Amran menyebut, saat ini beras SPHP yang sudah berjalan di lapangan masih dalam kemasan 5 kilogram. Sementara ukuran 2 kilogram disiapkan sebagai respons atas kebutuhan masyarakat yang makin beragam.

“Beras SPHP kemasan 5 kg sudah disalurkan sekarang. Yang beras kemasan lebih kecil 2 kg lagi didesain, itu akan cepat,” kata Amran saat meninjau Gudang Bulog Panaikang di Makassar, Minggu, 5 April 2026.

BACA JUGA:Rusun di Lahan KAI Digarap Astra, Pemerintah Siapkan Skema Subsidi Baru

Ia memastikan, begitu desain rampung, proses persetujuan tak akan bertele-tele. Bahkan ia mengaku siap langsung meneken pada hari yang sama.

“Segera, ini begitu selesai langsung saya tanda tangan. Kalau hari ini selesai, hari ini saya tanda tangan,” ujarnya.

Langkah ini disebut sebagai bagian dari arahan pemerintah agar kebutuhan masyarakat bisa dijawab lebih cepat dan tepat. Apalagi, permintaan kemasan kecil dinilai datang langsung dari kondisi riil di lapangan, terutama dari kalangan pekerja harian.

“Ya itulah permintaan masyarakat. Karena tidak mungkin permintaan Bulog, tidak mungkin permintaan Bapanas. Kalau rakyat yang butuh, kita bertindak untuk rakyat karena ada buruh harian, macam-macam,” tutur Amran.

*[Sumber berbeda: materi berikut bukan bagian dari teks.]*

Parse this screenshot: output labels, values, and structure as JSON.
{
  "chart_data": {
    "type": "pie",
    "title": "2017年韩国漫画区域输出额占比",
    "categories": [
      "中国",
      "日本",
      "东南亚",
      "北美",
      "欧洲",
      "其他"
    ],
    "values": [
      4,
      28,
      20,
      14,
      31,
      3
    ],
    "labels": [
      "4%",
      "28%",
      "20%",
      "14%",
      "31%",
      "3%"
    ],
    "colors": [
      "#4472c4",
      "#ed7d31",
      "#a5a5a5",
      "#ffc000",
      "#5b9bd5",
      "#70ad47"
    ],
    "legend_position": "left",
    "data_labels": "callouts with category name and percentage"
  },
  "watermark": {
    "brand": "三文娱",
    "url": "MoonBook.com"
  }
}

BACA JUGA:Dark Web vs Deep Web: Kenali Jaringan Tersembunyi Rahasia dan Inilah yang Terjadi Jika Kamu Menjelajahinya..

Soal harga, pemerintah memastikan tidak ada perbedaan. Beras SPHP ukuran 2 kilogram tetap dibanderol maksimal Rp12.500 per kilogram agar tetap terjangkau.

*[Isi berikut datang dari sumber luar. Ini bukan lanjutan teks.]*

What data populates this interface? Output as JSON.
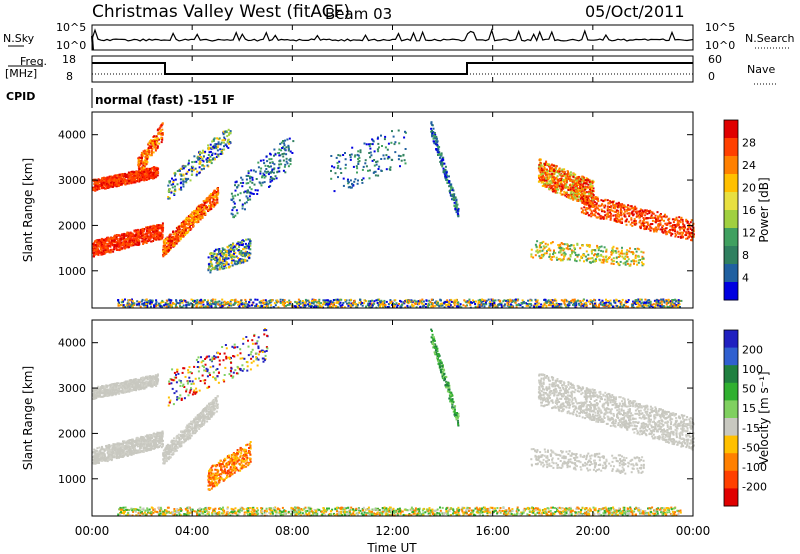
{
  "header": {
    "station": "Christmas Valley West (fitACF)",
    "beam": "Beam 03",
    "date": "05/Oct/2011"
  },
  "noise_panel": {
    "left_label": "N.Sky",
    "right_label": "N.Search",
    "left_ticks": [
      "10^5",
      "10^0"
    ],
    "right_ticks": [
      "10^5",
      "10^0"
    ]
  },
  "freq_panel": {
    "left_label_line1": "Freq.",
    "left_label_line2": "[MHz]",
    "right_label": "Nave",
    "left_ticks": [
      "18",
      "8"
    ],
    "right_ticks": [
      "60",
      "0"
    ]
  },
  "cpid_panel": {
    "label": "CPID",
    "text": "normal (fast) -151 IF"
  },
  "chart_data": [
    {
      "type": "heatmap",
      "name": "power",
      "ylabel": "Slant Range [km]",
      "colorbar_label": "Power [dB]",
      "colorbar_ticks": [
        "28",
        "24",
        "20",
        "16",
        "12",
        "8",
        "4"
      ],
      "colorbar_colors": [
        "#e00000",
        "#ff4000",
        "#ff8000",
        "#ffc000",
        "#e8e040",
        "#a0d040",
        "#40a060",
        "#308060",
        "#2060a0",
        "#0000e0"
      ],
      "y_ticks": [
        "4000",
        "3000",
        "2000",
        "1000"
      ],
      "ylim": [
        180,
        4500
      ],
      "xlim": [
        0,
        24
      ]
    },
    {
      "type": "heatmap",
      "name": "velocity",
      "ylabel": "Slant Range [km]",
      "colorbar_label": "Velocity [m s⁻¹]",
      "colorbar_ticks": [
        "200",
        "100",
        "50",
        "15",
        "-15",
        "-50",
        "-100",
        "-200"
      ],
      "colorbar_colors": [
        "#2020c0",
        "#3060d0",
        "#208040",
        "#30b030",
        "#80d060",
        "#c8c8c0",
        "#ffc000",
        "#ff8000",
        "#ff4000",
        "#e00000"
      ],
      "y_ticks": [
        "4000",
        "3000",
        "2000",
        "1000"
      ],
      "ylim": [
        180,
        4500
      ],
      "xlim": [
        0,
        24
      ]
    }
  ],
  "time_axis": {
    "label": "Time UT",
    "ticks": [
      "00:00",
      "04:00",
      "08:00",
      "12:00",
      "16:00",
      "20:00",
      "00:00"
    ]
  }
}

Di sisi pasokan, Amran mengklaim stok cadangan beras pemerintah dalam kondisi aman untuk menopang program sepanjang tahun ini.

“Yang jelas sekarang bantuan pangan kita sudah salurkan. Yang jelas beras banyak. Kalau ukurannya tinggal diatur,” katanya.

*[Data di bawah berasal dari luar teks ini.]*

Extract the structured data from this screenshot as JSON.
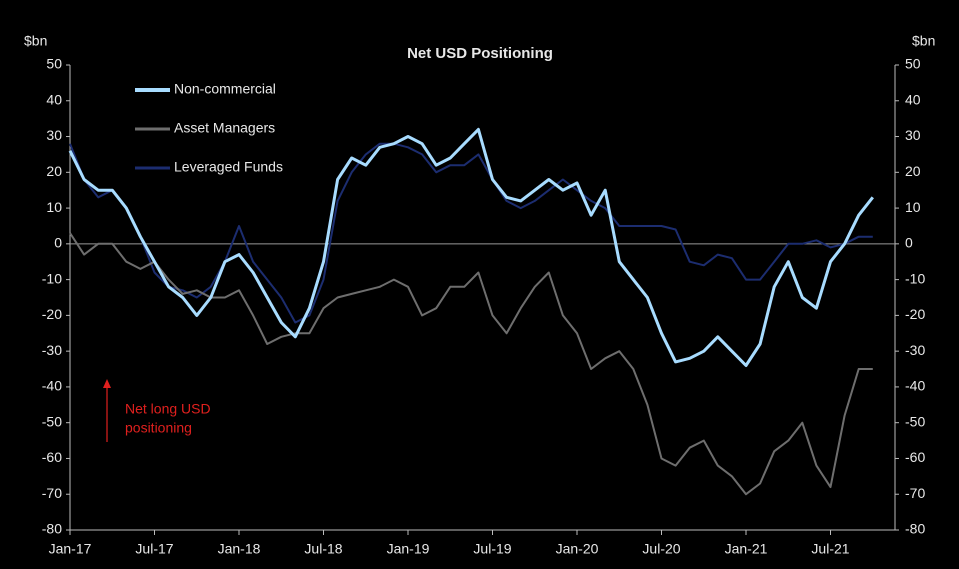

Sebelumnya, Direktur Utama Perum Bulog Ahmad Rizal Ramdhani menyebut distribusi beras SPHP sepanjang 2026 ditargetkan mencapai 828 ribu ton. Program ini dijalankan untuk menjaga harga tetap stabil di pasar.

“Dasar hukum penugasan kami sesuai dengan Peraturan Badan Pangan Nasional Nomor 204 tanggal 11 Februari 2026 yang mana total SPHP tahun ini 828 ribu ton yang harus kami salurkan,” ujar Rizal di Jakarta, 3 April 2026.